I think it's totally fair to call this a weird edge case though - it sounds like you're testing this pretty thoroughly and would catch it if it were a common issue. Very possible it's somehow related to either a setting I didn't realize I changed, or my particular physical installation somehow.
I do have the echo cancellation on. I also have settings that turn up the speaker volume and allow a longer timeout and speech duration, than the defaults, IIRR: speaker volume at 95%; Microphone Gain 14; Record Buffer 12; Maximum speech duration 5; VAD Timeout 1000.
I'm seeing this on a pretty old ESP Box; I'll try and reproduce on the latest production Box3 later.
Really appreciate the testing/debugging everyone!
@hamishcunningham 95% is pretty loud; that isn't something we've tested this scenario with and I'm kicking myself for not having considered that. I can try a test run with the volume cranked and see if I experience this.
Hi @kristiankielhofner, yes, I figured it might be the volume...
Anyhow I just tried flashing 0.2.1 to my new Box-3 (one of the final ones, with the different coloured bases) and it seems that chime and sound output don't work with the radar/IR sensing base; probably a GPIO conflict I guess -- shall I file an issue for that?
The non-sensing base works fine, and I haven't seen the "Ding!" transcription yet... Which reminds me to ask if your test harness is available? I need to be more systematic about large-scale testing :)
Tnx!
@hamishcunningham I don't know if this is swamp gas or what but see my quick demo video:
https://www.youtube.com/watch?v=ZGFxTDx9A_s
This is with volume set to 100%.
We have seen a weird issue where the BOX-3 can get in some kind of strange state... Usually pulling it out of the base and reseating permanently solves it until you start switching bases around again.
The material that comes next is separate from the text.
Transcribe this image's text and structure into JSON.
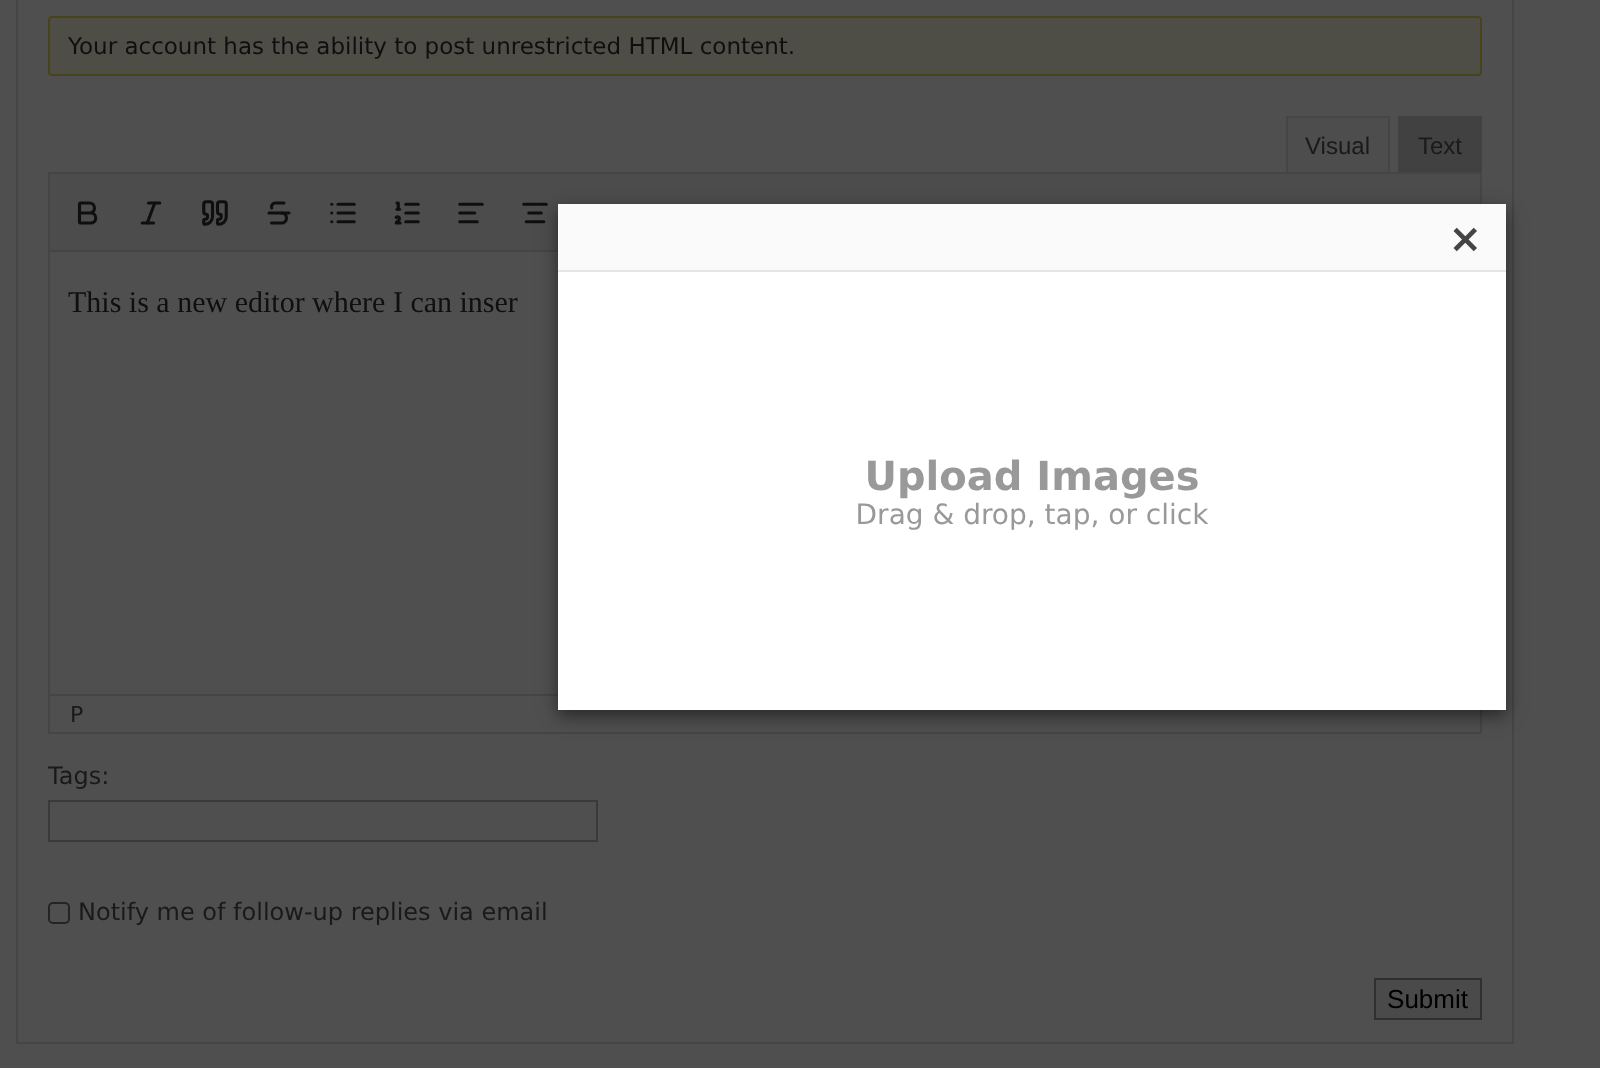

We haven't dug into what's happening in the first place but it's not 100% reproducible either.
This is with 0.2.1. As I'm sure you've noticed we haven't updated the client card images in the web ui yet because Espressif is likely going to make a BOX-3 variant with a completely white base and enclosure.
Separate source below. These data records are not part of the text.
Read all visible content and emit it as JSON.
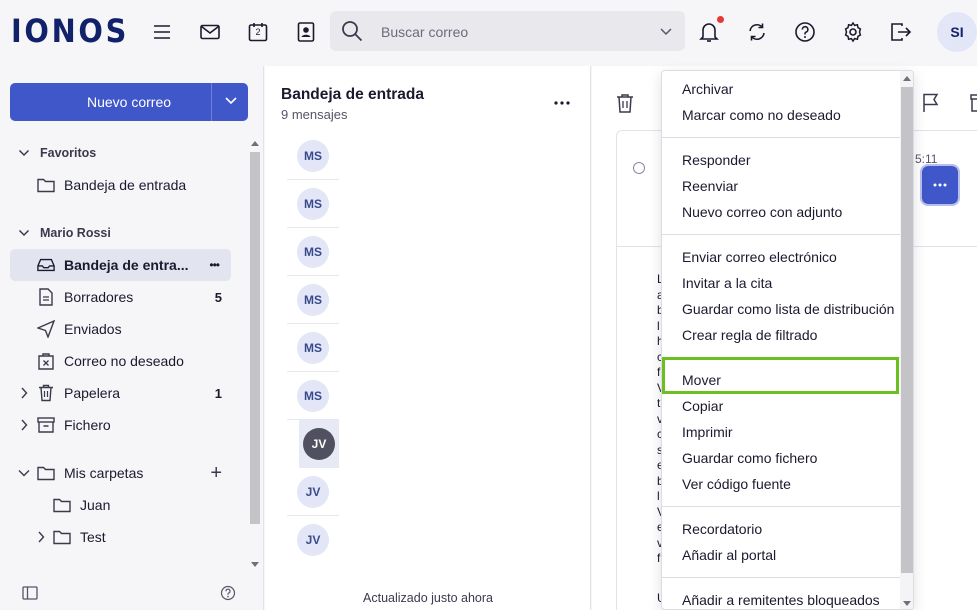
{
  "brand": {
    "logo_text": "IONOS"
  },
  "header": {
    "search_placeholder": "Buscar correo",
    "calendar_day": "2",
    "avatar_initials": "SI"
  },
  "sidebar": {
    "new_mail_label": "Nuevo correo",
    "favorites_label": "Favoritos",
    "favorites_items": [
      {
        "label": "Bandeja de entrada"
      }
    ],
    "account_label": "Mario Rossi",
    "account_items": [
      {
        "label": "Bandeja de entra...",
        "count": ""
      },
      {
        "label": "Borradores",
        "count": "5"
      },
      {
        "label": "Enviados",
        "count": ""
      },
      {
        "label": "Correo no deseado",
        "count": ""
      },
      {
        "label": "Papelera",
        "count": "1"
      },
      {
        "label": "Fichero",
        "count": ""
      },
      {
        "label": "Mis carpetas",
        "count": ""
      },
      {
        "label": "Juan",
        "count": ""
      },
      {
        "label": "Test",
        "count": ""
      }
    ],
    "active_more": "•••",
    "add_folder": "+"
  },
  "message_list": {
    "title": "Bandeja de entrada",
    "subtitle": "9 mensajes",
    "rows": [
      {
        "initials": "MS"
      },
      {
        "initials": "MS"
      },
      {
        "initials": "MS"
      },
      {
        "initials": "MS"
      },
      {
        "initials": "MS"
      },
      {
        "initials": "MS"
      },
      {
        "initials": "JV"
      },
      {
        "initials": "JV"
      },
      {
        "initials": "JV"
      }
    ],
    "footer": "Actualizado justo ahora"
  },
  "reading_pane": {
    "time_partial": "5:11",
    "body_letters": [
      "L",
      "a",
      "b",
      "l",
      "h",
      "c",
      "f",
      "V",
      "t",
      "v",
      "c",
      "s",
      "e",
      "b",
      "l",
      "V",
      "e",
      "v",
      "f"
    ],
    "bottom_letter": "U"
  },
  "context_menu": {
    "items": [
      "Archivar",
      "Marcar como no deseado",
      "Responder",
      "Reenviar",
      "Nuevo correo con adjunto",
      "Enviar correo electrónico",
      "Invitar a la cita",
      "Guardar como lista de distribución",
      "Crear regla de filtrado",
      "Mover",
      "Copiar",
      "Imprimir",
      "Guardar como fichero",
      "Ver código fuente",
      "Recordatorio",
      "Añadir al portal",
      "Añadir a remitentes bloqueados"
    ],
    "highlighted_item": "Mover"
  },
  "colors": {
    "brand": "#11226b",
    "primary_button": "#3f57c8",
    "highlight_outline": "#6bbf1f",
    "notification_dot": "#e53935"
  },
  "icons": {
    "menu": "hamburger-icon",
    "mail": "envelope-icon",
    "calendar": "calendar-icon",
    "contacts": "contacts-icon",
    "search": "search-icon",
    "bell": "bell-icon",
    "sync": "sync-icon",
    "help": "help-icon",
    "settings": "gear-icon",
    "logout": "logout-icon"
  }
}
The public test harness is extremely simple. utils.sh
has a torture
argument that plays audio in loops (1000 by default). you can change the audio file to match your wake word, entity, etc as well as the delay between loops by setting vars in .env
. Run that on something with a speaker near your device(s) with the console connected to the playback device.
Then you capture the monitor/log output in another window and can do simple things like grep 'WAKE_END' | wc -l
to see any misses for whatever event you're looking for in the logs. With WAS Command Endpoint Mode, for example, you can grep speech | grep true | wc -l
and it will count all the way from wake to the action being completed on the command endpoint. Our internal test harness does some additional things like stream logs to a parser/DB/etc but the fundamentals are just from uitls.sh torture
.
Ok great, thanks. I reseated the sensor base and it did indeed work perfectly, sorry for the false alarm!
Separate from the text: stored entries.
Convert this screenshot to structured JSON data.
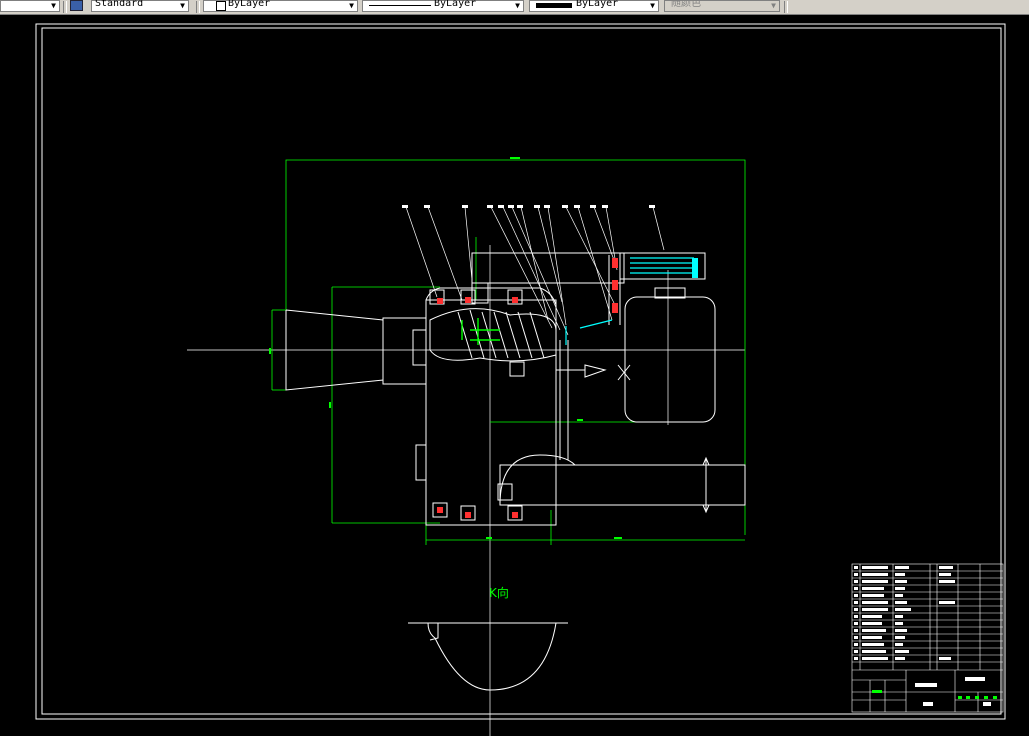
{
  "toolbar": {
    "style_value": "Standard",
    "color_value": "ByLayer",
    "linetype_value": "ByLayer",
    "lineweight_value": "ByLayer",
    "plotstyle_value": "随颜色"
  },
  "drawing": {
    "background": "#000000",
    "colors": {
      "outline": "#ffffff",
      "dimension": "#00ff00",
      "accent": "#00ffff",
      "highlight": "#ff3030"
    },
    "view_label": "K向"
  },
  "icons": {
    "style_icon": "text-style-icon",
    "color_swatch": "color-swatch-icon"
  }
}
I did some more testing with a couple of combinations of settings, and I believe my experience is most likely due to waiting too long for the wake confirmation tone and allowing the VAD timeout to elapse.
Without the tone, I've been using it as "Hi ESP ", but with the tone enabled, I generally say something like "Hi ESP ". From tweaking this setting a bit, I realized that every time the "ding" was captured, I had probably waited just over the 300 ms that was configured as the default timeout. Then the only sound it has to go on is the tone, so it attempts to use that as the transcription.
I noticed from the video posted in the thread above that there's no pause between the wake word and the command. That totally makes sense to use it this way since it can handle it, but the wake tone just trained me into waiting for it.
tl;dr I don't think there's a bug here, I just talk too slowly for the settings I was using 😆
A possible usability improvement here might be to artificially extend the delay until after the tone has completed playing, but that might be finicky to get right.